In a keynote presentation yesterday at the eTail West conference in Palm Springs, Calif., Greg Revelle, chief marketing officer at Kohl's, discussed the retail chain's initiative to personalize its marketing communications and improve upon the shopping experience for its customers across all channels. Revelle noted that it's an exciting time to be at Kohl's, as the department store chain has been able to weather some lean years at the outset of this decade and return to profitable growth. He cited the challenging environment in which Kohl's is operating, with competitors closing stores, but also the opportunity this presents for the Menomonee Falls, Wis.-based retailer.
"Other retailers are closing stores; we're not closing our stores because they’re profitable," Revelle said. "We also see an opportunity when other retailers' stores are closing. Store closures are a big opportunity, not a liability."
Revelle added that Kohl's has recorded five straight quarters of positive comps, and that customer engagement levels are at all-time highs. However, he cautioned the company can't take this success for granted and rest on its laurels.

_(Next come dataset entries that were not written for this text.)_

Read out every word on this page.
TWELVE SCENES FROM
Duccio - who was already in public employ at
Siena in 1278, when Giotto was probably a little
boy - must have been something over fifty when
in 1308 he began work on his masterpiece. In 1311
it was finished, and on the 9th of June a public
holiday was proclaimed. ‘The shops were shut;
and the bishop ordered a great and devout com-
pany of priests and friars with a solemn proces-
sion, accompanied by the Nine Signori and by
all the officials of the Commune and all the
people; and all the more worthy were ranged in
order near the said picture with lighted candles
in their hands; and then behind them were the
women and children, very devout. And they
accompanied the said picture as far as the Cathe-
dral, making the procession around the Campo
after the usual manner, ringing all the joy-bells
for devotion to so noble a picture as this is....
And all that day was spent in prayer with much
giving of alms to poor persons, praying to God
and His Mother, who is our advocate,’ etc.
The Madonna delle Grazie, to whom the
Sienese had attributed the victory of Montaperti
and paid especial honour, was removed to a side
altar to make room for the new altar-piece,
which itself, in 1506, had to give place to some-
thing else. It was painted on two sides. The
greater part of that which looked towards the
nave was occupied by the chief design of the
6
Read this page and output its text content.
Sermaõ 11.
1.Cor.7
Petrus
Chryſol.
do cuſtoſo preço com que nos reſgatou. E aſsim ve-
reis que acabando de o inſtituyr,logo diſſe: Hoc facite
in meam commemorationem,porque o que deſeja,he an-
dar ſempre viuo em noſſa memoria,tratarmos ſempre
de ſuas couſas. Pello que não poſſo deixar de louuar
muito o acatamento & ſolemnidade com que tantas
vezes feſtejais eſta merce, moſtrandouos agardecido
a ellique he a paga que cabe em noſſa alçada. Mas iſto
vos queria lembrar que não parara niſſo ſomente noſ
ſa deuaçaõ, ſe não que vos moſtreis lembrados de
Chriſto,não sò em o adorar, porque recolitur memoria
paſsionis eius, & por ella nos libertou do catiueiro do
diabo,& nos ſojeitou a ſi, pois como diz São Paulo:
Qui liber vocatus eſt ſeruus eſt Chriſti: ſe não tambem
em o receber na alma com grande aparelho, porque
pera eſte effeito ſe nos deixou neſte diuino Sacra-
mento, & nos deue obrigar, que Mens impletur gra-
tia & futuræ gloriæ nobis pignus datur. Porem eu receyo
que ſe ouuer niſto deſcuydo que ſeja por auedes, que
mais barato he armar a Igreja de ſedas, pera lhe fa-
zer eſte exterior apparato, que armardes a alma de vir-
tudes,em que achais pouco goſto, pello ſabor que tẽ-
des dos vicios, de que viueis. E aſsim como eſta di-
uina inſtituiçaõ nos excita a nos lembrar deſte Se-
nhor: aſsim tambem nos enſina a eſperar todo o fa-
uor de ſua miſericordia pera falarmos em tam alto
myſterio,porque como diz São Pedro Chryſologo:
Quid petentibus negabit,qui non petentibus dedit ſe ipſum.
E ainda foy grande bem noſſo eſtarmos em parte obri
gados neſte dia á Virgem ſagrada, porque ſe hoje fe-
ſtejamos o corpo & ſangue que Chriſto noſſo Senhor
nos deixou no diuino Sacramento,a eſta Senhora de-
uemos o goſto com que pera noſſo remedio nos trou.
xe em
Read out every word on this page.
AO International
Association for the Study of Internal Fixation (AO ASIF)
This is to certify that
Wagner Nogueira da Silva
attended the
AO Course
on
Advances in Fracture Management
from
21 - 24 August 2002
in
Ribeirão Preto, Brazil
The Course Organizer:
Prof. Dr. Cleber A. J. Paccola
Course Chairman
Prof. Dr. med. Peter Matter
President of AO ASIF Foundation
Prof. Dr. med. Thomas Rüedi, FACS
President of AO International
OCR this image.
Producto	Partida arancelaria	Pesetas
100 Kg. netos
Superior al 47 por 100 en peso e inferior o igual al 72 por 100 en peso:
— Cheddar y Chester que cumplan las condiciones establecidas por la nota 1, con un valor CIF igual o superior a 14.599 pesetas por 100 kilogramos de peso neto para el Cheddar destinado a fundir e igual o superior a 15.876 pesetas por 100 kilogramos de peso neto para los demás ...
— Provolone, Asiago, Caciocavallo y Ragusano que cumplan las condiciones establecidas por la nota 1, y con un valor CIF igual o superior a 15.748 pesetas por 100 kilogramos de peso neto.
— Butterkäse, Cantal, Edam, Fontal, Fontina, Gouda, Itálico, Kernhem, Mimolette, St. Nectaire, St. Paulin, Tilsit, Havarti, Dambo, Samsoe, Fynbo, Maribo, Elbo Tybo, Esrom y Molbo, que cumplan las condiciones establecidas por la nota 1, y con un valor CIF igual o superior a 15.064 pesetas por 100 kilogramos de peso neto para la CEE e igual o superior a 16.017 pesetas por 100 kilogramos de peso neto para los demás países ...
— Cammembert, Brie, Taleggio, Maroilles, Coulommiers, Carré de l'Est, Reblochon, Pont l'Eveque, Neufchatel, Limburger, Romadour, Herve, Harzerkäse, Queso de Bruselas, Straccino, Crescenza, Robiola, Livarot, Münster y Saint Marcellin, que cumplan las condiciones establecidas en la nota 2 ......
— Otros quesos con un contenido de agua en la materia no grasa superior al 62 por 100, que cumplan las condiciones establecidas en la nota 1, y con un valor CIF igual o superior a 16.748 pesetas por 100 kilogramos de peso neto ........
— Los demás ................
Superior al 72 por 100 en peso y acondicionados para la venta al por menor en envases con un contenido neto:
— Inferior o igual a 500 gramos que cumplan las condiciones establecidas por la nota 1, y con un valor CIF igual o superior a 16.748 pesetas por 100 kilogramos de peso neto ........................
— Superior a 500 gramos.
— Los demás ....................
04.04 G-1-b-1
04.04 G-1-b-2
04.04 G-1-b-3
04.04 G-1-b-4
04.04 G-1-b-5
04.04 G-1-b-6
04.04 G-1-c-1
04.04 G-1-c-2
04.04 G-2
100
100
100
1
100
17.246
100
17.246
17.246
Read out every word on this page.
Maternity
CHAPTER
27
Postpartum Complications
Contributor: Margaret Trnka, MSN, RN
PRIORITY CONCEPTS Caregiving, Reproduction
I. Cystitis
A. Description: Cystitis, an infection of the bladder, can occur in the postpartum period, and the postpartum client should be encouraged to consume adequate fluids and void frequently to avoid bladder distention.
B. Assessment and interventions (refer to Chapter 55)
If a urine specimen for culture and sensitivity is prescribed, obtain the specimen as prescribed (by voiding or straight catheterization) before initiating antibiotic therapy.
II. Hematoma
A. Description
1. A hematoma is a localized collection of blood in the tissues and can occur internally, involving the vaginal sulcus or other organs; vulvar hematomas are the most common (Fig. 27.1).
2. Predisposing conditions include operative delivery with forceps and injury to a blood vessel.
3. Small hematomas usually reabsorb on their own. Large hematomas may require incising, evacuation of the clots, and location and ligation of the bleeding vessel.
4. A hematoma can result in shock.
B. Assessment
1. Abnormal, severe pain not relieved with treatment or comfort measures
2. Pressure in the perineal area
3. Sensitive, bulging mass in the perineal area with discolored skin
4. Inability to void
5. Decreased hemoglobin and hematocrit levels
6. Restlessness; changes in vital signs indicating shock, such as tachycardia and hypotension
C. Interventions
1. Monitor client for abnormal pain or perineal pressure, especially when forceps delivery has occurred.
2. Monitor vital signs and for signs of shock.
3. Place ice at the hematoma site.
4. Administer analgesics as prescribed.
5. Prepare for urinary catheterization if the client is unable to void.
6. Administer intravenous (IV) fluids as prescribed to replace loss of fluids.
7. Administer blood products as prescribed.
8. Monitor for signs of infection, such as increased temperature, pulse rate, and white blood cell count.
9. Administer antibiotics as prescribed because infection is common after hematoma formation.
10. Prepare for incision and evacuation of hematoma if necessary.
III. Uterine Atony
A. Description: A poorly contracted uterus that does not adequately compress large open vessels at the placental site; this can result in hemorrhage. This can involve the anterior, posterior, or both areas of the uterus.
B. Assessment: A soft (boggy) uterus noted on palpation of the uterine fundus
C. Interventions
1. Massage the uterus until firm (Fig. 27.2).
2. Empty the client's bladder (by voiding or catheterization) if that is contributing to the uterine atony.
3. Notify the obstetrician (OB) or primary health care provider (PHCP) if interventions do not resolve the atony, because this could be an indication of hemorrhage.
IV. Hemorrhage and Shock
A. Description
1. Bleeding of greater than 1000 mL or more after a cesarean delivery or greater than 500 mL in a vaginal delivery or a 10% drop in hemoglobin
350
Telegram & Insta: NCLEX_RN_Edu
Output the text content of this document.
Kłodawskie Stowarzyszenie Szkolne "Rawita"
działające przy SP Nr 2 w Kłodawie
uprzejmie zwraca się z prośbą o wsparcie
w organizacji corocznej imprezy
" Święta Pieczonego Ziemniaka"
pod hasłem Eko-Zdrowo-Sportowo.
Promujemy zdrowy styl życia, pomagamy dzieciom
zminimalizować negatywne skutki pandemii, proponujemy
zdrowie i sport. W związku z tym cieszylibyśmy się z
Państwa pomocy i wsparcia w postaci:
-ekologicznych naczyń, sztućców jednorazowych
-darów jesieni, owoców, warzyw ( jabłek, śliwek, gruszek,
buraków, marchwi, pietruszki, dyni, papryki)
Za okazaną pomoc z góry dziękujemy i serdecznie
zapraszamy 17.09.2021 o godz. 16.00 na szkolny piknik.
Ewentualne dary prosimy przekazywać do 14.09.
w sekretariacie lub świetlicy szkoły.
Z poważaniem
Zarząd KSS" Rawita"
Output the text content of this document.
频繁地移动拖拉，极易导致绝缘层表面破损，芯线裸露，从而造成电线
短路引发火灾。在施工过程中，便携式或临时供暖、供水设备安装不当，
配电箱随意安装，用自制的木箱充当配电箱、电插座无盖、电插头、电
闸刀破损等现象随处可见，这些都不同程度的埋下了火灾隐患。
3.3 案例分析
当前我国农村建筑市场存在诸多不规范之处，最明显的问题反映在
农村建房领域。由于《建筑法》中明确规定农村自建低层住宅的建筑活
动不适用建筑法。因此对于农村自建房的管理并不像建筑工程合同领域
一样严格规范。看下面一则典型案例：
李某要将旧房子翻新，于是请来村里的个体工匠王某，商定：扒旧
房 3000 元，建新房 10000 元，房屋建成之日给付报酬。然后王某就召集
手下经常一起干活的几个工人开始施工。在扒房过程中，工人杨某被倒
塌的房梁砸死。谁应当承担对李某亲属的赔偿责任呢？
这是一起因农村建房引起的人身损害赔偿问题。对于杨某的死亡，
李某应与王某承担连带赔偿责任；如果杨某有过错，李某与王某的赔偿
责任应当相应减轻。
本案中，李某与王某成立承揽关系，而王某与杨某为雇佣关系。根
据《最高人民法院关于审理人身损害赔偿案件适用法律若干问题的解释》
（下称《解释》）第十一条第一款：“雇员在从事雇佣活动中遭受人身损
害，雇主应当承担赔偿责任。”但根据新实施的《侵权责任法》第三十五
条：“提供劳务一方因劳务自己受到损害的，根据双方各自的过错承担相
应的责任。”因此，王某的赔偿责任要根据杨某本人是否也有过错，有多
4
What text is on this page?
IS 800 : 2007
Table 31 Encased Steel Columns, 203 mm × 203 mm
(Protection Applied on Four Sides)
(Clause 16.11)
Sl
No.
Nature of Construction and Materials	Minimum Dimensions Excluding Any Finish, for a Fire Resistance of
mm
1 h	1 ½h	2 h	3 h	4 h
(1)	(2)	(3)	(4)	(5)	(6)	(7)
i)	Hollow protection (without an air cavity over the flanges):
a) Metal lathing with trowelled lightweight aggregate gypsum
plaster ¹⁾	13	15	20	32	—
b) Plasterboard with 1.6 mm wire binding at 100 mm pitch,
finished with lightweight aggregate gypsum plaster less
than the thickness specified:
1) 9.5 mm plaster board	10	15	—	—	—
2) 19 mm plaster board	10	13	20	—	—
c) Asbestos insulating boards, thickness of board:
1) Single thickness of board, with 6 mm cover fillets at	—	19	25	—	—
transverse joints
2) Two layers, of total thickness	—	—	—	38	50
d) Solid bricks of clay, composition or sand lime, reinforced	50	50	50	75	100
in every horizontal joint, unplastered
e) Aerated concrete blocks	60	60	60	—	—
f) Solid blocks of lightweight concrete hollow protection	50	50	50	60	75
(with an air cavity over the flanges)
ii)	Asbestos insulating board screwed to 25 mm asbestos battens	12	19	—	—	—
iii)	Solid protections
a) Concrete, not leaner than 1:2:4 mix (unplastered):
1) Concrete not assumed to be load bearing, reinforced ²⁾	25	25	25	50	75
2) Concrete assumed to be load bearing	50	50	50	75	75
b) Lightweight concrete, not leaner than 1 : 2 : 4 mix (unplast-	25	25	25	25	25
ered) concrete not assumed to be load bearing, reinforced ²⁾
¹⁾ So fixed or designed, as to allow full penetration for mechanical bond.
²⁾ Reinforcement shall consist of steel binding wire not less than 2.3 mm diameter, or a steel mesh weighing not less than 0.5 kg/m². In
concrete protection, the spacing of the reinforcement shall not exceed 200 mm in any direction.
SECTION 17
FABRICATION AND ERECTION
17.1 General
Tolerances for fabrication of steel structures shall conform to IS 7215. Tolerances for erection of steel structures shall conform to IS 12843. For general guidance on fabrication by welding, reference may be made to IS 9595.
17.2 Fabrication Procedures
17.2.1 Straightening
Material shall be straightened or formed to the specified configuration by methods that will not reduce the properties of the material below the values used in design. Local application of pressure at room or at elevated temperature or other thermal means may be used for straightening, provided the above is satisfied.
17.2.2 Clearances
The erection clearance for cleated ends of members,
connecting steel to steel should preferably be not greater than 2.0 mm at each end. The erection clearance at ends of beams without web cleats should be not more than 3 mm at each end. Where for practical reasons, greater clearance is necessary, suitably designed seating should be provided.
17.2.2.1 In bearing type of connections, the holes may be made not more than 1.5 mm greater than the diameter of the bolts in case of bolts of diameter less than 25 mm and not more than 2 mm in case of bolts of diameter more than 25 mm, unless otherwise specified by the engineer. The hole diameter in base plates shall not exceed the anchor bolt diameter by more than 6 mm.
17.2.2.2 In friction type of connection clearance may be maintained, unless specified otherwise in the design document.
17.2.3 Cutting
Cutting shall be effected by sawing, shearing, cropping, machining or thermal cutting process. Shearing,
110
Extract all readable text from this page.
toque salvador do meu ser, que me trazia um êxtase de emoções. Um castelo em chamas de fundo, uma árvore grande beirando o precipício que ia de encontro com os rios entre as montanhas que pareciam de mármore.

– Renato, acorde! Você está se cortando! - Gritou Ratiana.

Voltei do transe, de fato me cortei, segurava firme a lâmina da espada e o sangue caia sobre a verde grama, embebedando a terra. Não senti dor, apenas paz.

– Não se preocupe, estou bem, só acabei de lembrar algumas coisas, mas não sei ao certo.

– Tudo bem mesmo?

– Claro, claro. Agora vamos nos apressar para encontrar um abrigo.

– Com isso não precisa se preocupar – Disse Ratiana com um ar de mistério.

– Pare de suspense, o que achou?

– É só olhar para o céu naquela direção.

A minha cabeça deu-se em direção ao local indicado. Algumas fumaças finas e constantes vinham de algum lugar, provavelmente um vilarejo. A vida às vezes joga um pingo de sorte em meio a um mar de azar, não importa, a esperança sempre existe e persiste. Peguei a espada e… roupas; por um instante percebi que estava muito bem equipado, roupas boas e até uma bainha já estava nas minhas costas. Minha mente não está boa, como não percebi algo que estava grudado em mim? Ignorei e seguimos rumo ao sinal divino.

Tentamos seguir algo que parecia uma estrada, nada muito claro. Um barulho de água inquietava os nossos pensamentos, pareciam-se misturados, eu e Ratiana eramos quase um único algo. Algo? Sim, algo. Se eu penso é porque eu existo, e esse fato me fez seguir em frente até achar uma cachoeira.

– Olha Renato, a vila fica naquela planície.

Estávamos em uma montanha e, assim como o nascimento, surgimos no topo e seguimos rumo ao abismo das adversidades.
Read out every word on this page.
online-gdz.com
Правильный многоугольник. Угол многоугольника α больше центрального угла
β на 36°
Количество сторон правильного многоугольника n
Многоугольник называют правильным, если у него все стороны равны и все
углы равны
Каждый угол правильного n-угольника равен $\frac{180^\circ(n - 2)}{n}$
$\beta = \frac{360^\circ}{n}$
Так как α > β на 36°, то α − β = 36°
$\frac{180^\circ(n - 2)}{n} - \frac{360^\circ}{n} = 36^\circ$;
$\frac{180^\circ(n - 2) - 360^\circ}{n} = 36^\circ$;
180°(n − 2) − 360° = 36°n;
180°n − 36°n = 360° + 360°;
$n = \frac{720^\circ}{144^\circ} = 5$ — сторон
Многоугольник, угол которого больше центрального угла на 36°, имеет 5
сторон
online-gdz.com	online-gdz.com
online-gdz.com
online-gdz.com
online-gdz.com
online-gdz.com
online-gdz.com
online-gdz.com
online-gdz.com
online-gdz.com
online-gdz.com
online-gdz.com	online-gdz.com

To that end, Kohl's has put in place an aggressive plan to provide clarity to three core components of its business: customers; merchandise value proposition; and brand position and purpose.
Customers
Kohl's customers share common traits, according to Revelle. They appreciate value; they shop for themselves and their families; and they demand quality and style. With that understanding of its customers, Kohl's can begin targeting these personas with personalized communications and offers that are more likely to generate positive results.
"We didn’t feel any other retailer was doing all three of these things," said Revelle. "There's clarity on the growth opportunity."
Product
Kohl's offers a mix of private-label and national brands at its stores and online. The company wants to ensure it's offering great product all the time, while also introducing new brands into the collection, Revelle said. Recent brand partnerships that Revelle noted include LEGO, Nine West, Property Brothers, and POPSUGAR.
In addition to new brand partnerships, Revelle noted that Kohl's customers can use Kohl’s Cash to purchase every product the retailer sells. The innovative promotional tool generates incremental purchasing for the company.
Brand Position and Purpose
Kohl's mantra is rewarding the everyday. The philosophy is core to the brand, its customers and employees. That’s not enough, however.
"We have to do more," Revelle said.
To improve the customer experience and reward the everyday, Kohl's has invested in personalization tools that will help it to continue to differentiate from its competitors.
"Personalization is expensive and hard to do," noted Revelle, "but we sensed an opportunity to invest. [It] Requires a lot of data, and we have a lot of that. ROI at the end of the day is what we're after."
Kohl's objective was to shift its marketing from being channel-centric to omnichannel; segmented to one-to-one; largely manual to being enabled by technology and automated; and evolving from data subsets to data supersets.
For Kohl's, personalization means that customers are heard, recognized, engaged, and provided with a seamless journey. For marketing, the customer experience should be the right message, in the right channel, at the right time. Personalization allows us to do this better, said Revelle.
The approach for Kohl's to enable this level of personalization involves many components, including teams (agile and cross-functional); KPIs (measurable objectives, clear and aligned, with sales the ultimate measure); customer-centricity; speed and agility (value speed and learning over perfection, scaling quickly); and technology (a connected technology road map).
Revelle wrapped up his presentation by talking about what the future of personalization looks like for Kohl's. He cited personalized, curated site content (e.g., outfitting based on customer data) as well as gamification, identifying the Meet Your Match game that the company rolled out to match footwear with customers based on persona data.